ML Beginner's Guide For Badminton Pose Estimation & Trajectory Model
In recent years, computer vision technologies have revolutionized the analysis of sports videos, including those of net sports such as badminton. These technologies enable the detection of player poses and tracking of the ball or shuttlecock, providing crucial information for understanding the dynamics of the game.
Predicting the future movement of the shuttlecock in a badminton match is a critical aspect that can give players a competitive edge. This blog introduces an innovative method for predicting shuttlecock trajectories, taking into account both the shuttlecock's position and the positions and postures of the players.
1. Importance of Trajectory Prediction in Badminton
Anticipating the future trajectory of the shuttlecock during a rally can significantly enhance a player's performance. In fast-paced sports like badminton, even a fraction of a second advantage in predicting the shuttlecock's movement can determine the outcome of a match.
This prediction not only benefits offensive play but also aids in defensive strategies, allowing players to position themselves optimally. The proposed method aims to contribute to this predictive capability by considering both shuttlecock and player information.
2. Materials and Methods
Overview
The proposed method comprises two modules: a detection and pose estimation module for past frames and a time-series model module for future prediction. Shuttlecock position, player position, and player posture information are used as input for trajectory prediction. We will be comparing fasterRCNN and tracknet and will be using the best algorithm.
What is faster R-CNN?
The Fast R-CNN detector includes a CNN backbone, an ROI pooling layer, and fully connected layers with sibling branches for classification and bounding box regression.

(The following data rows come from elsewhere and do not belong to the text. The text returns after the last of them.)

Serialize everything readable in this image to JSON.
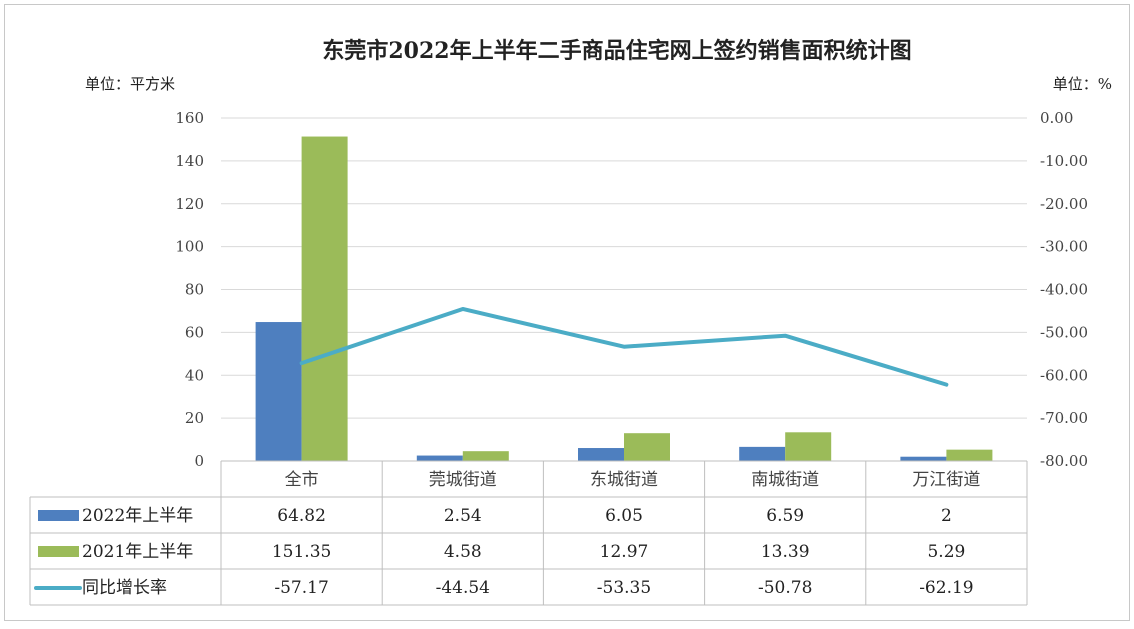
{
  "chart_data": {
    "type": "bar",
    "title": "东莞市2022年上半年二手商品住宅网上签约销售面积统计图",
    "ylabel_left": "单位：平方米",
    "ylabel_right": "单位：%",
    "categories": [
      "全市",
      "莞城街道",
      "东城街道",
      "南城街道",
      "万江街道"
    ],
    "ylim": [
      0,
      160
    ],
    "yticks": [
      "0",
      "20",
      "40",
      "60",
      "80",
      "100",
      "120",
      "140",
      "160"
    ],
    "y2lim": [
      -80,
      0
    ],
    "y2ticks": [
      "-80.00",
      "-70.00",
      "-60.00",
      "-50.00",
      "-40.00",
      "-30.00",
      "-20.00",
      "-10.00",
      "0.00"
    ],
    "grid": true,
    "series": [
      {
        "name": "2022年上半年",
        "type": "bar",
        "axis": "left",
        "color": "#4e7fbf",
        "values": [
          64.82,
          2.54,
          6.05,
          6.59,
          2
        ],
        "labels": [
          "64.82",
          "2.54",
          "6.05",
          "6.59",
          "2"
        ]
      },
      {
        "name": "2021年上半年",
        "type": "bar",
        "axis": "left",
        "color": "#9bbb59",
        "values": [
          151.35,
          4.58,
          12.97,
          13.39,
          5.29
        ],
        "labels": [
          "151.35",
          "4.58",
          "12.97",
          "13.39",
          "5.29"
        ]
      },
      {
        "name": "同比增长率",
        "type": "line",
        "axis": "right",
        "color": "#4bacc6",
        "values": [
          -57.17,
          -44.54,
          -53.35,
          -50.78,
          -62.19
        ],
        "labels": [
          "-57.17",
          "-44.54",
          "-53.35",
          "-50.78",
          "-62.19"
        ]
      }
    ]
  }
}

The input image is processed by the backbone CNN to produce a feature map (Size: 60x40x512). Using an RPN as a proposal generator enhances efficiency and leverages weight sharing between RPN and Fast R-CNN detector backbones.
RPN-generated bounding box proposals are used to extract features via the ROI pooling layer. This layer selects proposal regions, divides them into fixed sub-windows, and applies max-pooling, resulting in a (N, 7, 7, 512) output. After passing through two fully connected layers, features feed into the classification and regression branches.
Pose estimation
What is Tracknet and why we are using this?
TrackNet is a heatmap-based deep learning network that can not only recognize the shuttle cock from a single frame but also learn flying patterns from consecutive frames, which enables the model to precisely estimate the location of the ball even when it is occluded from the players or objects.
The precision, recall, and F1-measure of TrackNet are 99.7%, 97.3%, and 98.5%, respectively, which is significantly higher than the conventional image processing method called, Archana’s algorithm
Note:
The mean diameter of a standard shuttlecock, as specified by the Badminton World Federation (BWF), is between 2.5 and 2.8 centimeters. In the context of digital representation, if we assume the mean diameter is 5 pixels, and the prediction error within a unit size of the shuttlecock does not lead to misleading trajectory identification, we can define the positioning error (PE) specification as 5 pixels. Detections with a PE greater than 5 pixels are considered false predictions.
Detection and Pose Estimation from Past Frames
Shuttlecock position is obtained from a shuttlecock detector, while player detection and pose estimation use Faster R-CNN and HRNet, respectively. The player's position information is represented as four-dimensional coordinates, and the player's posture is captured as a 68-dimensional feature vector.
Time Series Model for Future Prediction
The combined information is fed into an LSTM network for trajectory prediction. The method is trained on a dataset, and the mean squared error is employed as the loss function.
Experiment
Dataset
The study utilizes the shuttlecock trajectory dataset, containing match videos from professional badminton tournaments. Data cleansing and augmentation are performed to enhance prediction accuracy.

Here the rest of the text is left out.